Le grand pari économique britannique


Voilà pour un « mini-budget ». À peine deux semaines après le début de son nouveau poste de chancelier britannique, Kwasi Kwarteng a annoncé les plus importantes réductions d’impôts en un demi-siècle. Ce sera un gouvernement qui réduira les impôts, réduira la réglementation et subventionnera l’énergie à une échelle historique – financé par l’emprunt et l’espoir d’une croissance économique future. La discipline budgétaire passera au second plan pour alimenter l’économie. Avec une croissance atone depuis la crise financière de 2008 et une inflation proche des sommets de 40 ans, le modèle économique britannique a besoin d’être repensé. Pourtant, cette salve d’ouverture dans « Trusonomics » représente un pari politique et économique de taille.

Il est vrai que le plan de croissance était favorable aux entreprises, offrant une baisse des impôts, de meilleurs allégements pour les investissements et une réduction des formalités administratives. Le gouvernement Liz Truss vise à s’appuyer sur les atouts de la Grande-Bretagne dans les services financiers et à accélérer le développement des infrastructures, et reconnaît l’importance de simplifier le système fiscal. Viser une croissance plus élevée est une bonne chose. Mais compter entièrement sur la réalisation d’une telle croissance pour combler le trou dans les finances publiques que la stratégie économique globale va créer comporte des risques énormes.

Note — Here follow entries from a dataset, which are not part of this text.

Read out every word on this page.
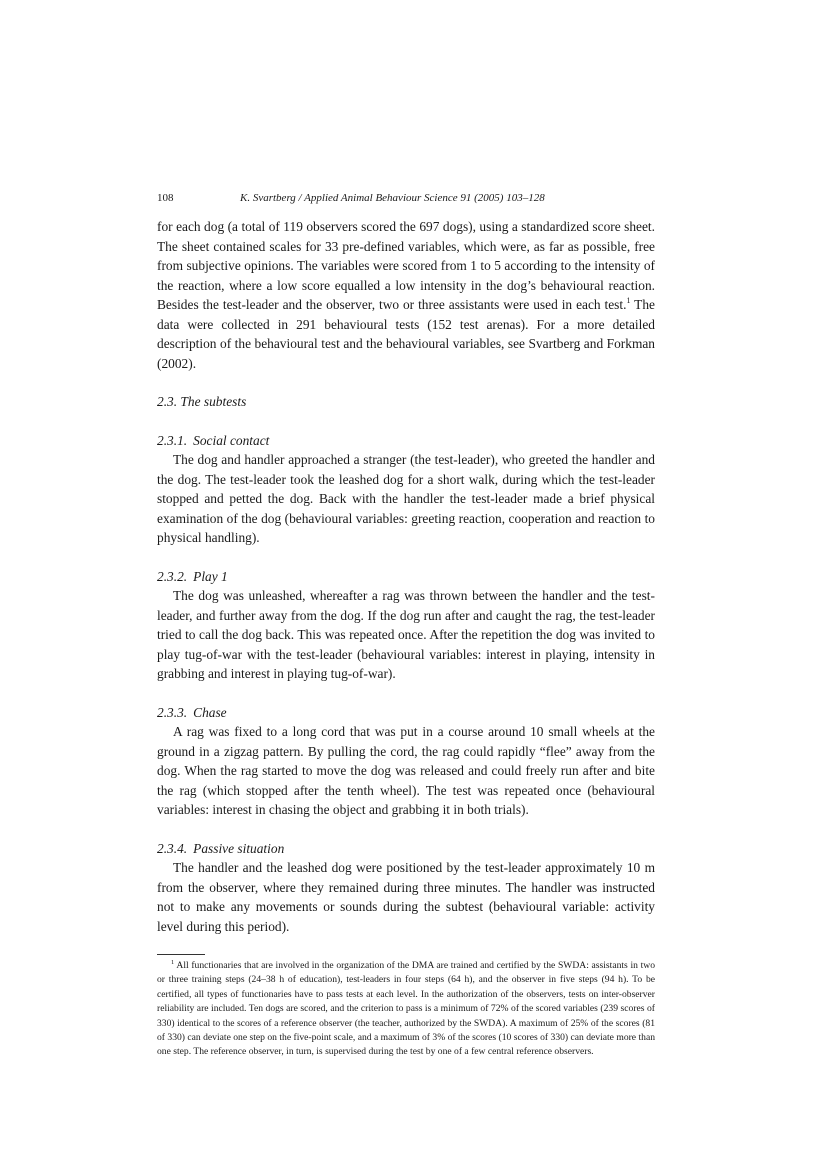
108	K. Svartberg / Applied Animal Behaviour Science 91 (2005) 103–128

for each dog (a total of 119 observers scored the 697 dogs), using a standardized score sheet. The sheet contained scales for 33 pre-defined variables, which were, as far as possible, free from subjective opinions. The variables were scored from 1 to 5 according to the intensity of the reaction, where a low score equalled a low intensity in the dog’s behavioural reaction. Besides the test-leader and the observer, two or three assistants were used in each test.$^1$ The data were collected in 291 behavioural tests (152 test arenas). For a more detailed description of the behavioural test and the behavioural variables, see Svartberg and Forkman (2002).

2.3. The subtests

2.3.1. Social contact

The dog and handler approached a stranger (the test-leader), who greeted the handler and the dog. The test-leader took the leashed dog for a short walk, during which the test-leader stopped and petted the dog. Back with the handler the test-leader made a brief physical examination of the dog (behavioural variables: greeting reaction, cooperation and reaction to physical handling).

2.3.2. Play 1

The dog was unleashed, whereafter a rag was thrown between the handler and the test-leader, and further away from the dog. If the dog run after and caught the rag, the test-leader tried to call the dog back. This was repeated once. After the repetition the dog was invited to play tug-of-war with the test-leader (behavioural variables: interest in playing, intensity in grabbing and interest in playing tug-of-war).

2.3.3. Chase

A rag was fixed to a long cord that was put in a course around 10 small wheels at the ground in a zigzag pattern. By pulling the cord, the rag could rapidly “flee” away from the dog. When the rag started to move the dog was released and could freely run after and bite the rag (which stopped after the tenth wheel). The test was repeated once (behavioural variables: interest in chasing the object and grabbing it in both trials).

2.3.4. Passive situation

The handler and the leashed dog were positioned by the test-leader approximately 10 m from the observer, where they remained during three minutes. The handler was instructed not to make any movements or sounds during the subtest (behavioural variable: activity level during this period).

$^1$ All functionaries that are involved in the organization of the DMA are trained and certified by the SWDA: assistants in two or three training steps (24–38 h of education), test-leaders in four steps (64 h), and the observer in five steps (94 h). To be certified, all types of functionaries have to pass tests at each level. In the authorization of the observers, tests on inter-observer reliability are included. Ten dogs are scored, and the criterion to pass is a minimum of 72% of the scored variables (239 scores of 330) identical to the scores of a reference observer (the teacher, authorized by the SWDA). A maximum of 25% of the scores (81 of 330) can deviate one step on the five-point scale, and a maximum of 3% of the scores (10 scores of 330) can deviate more than one step. The reference observer, in turn, is supervised during the test by one of a few central reference observers.
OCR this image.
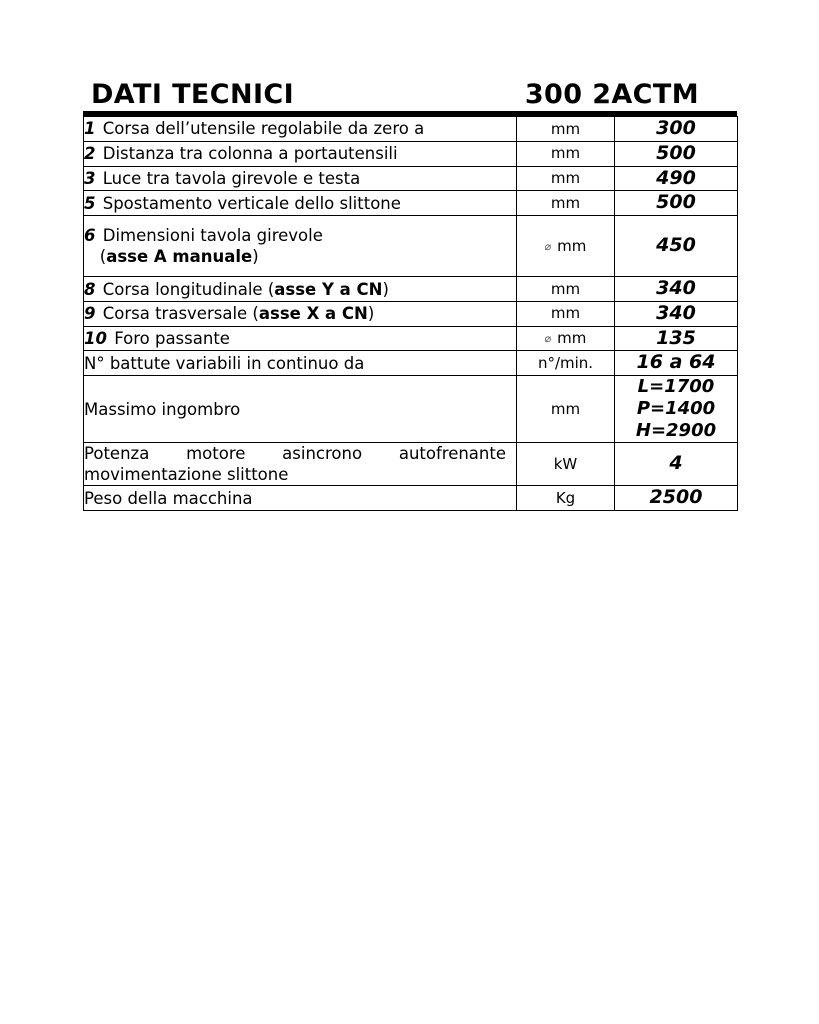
DATI TECNICI	300 2ACTM
1 Corsa dell’utensile regolabile da zero a	mm	300
2 Distanza tra colonna a portautensili	mm	500
3 Luce tra tavola girevole e testa	mm	490
5 Spostamento verticale dello slittone	mm	500
6 Dimensioni tavola girevole
(asse A manuale)	⌀ mm	450
8 Corsa longitudinale (asse Y a CN)	mm	340
9 Corsa trasversale (asse X a CN)	mm	340
10 Foro passante	⌀ mm	135
N° battute variabili in continuo da	n°/min.	16 a 64
Massimo ingombro	mm	L=1700
P=1400
H=2900

Potenza motore asincrono autofrenante movimentazione slittone	kW	4
Peso della macchina	Kg	2500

Un certain assouplissement budgétaire était nécessaire pour faire face à la crise du coût de la vie, mais les folies du chancelier frôlent le dépensier. L’économie britannique est fragile. La dette en pourcentage de la production économique est à son plus haut niveau depuis le début des années 1960. Les pressions à la hausse sur les coûts d’emprunt sont préoccupantes : la Banque d’Angleterre a signalé cette semaine de nouvelles hausses de taux d’intérêt – en partie en prévision d’une augmentation des emprunts – et vendra des gilts, via son programme de resserrement quantitatif. Les 45 milliards de livres sterling de réductions d’impôts récemment annoncées, ainsi que le paquet déjà dévoilé pour aider les consommateurs et les entreprises à faire face à la flambée des coûts énergétiques, laisseront le pays endetté sur une voie insoutenable.

S’en tenir strictement aux orthodoxies budgétaires en temps de crise n’est pas toujours judicieux, mais l’audace doit être contrebalancée par la nécessité de maintenir la confiance dans la crédibilité économique du Royaume-Uni. La livre sterling a dégringolé, augurant d’une inflation importée. Il est retombé, à un creux de 37 ans contre le dollar inférieur à 1,09 $, à la suite de la déclaration de Kwarteng. Les rendements des gilts ont également bondi. Pour combler le déficit record du compte courant de la Grande-Bretagne, il faut également que les financiers internationaux achètent des actifs britanniques ou lui prêtent. Présenter un plan aussi radical sans prévisions indépendantes de l’Office for Budget Responsibility n’est pas rassurant.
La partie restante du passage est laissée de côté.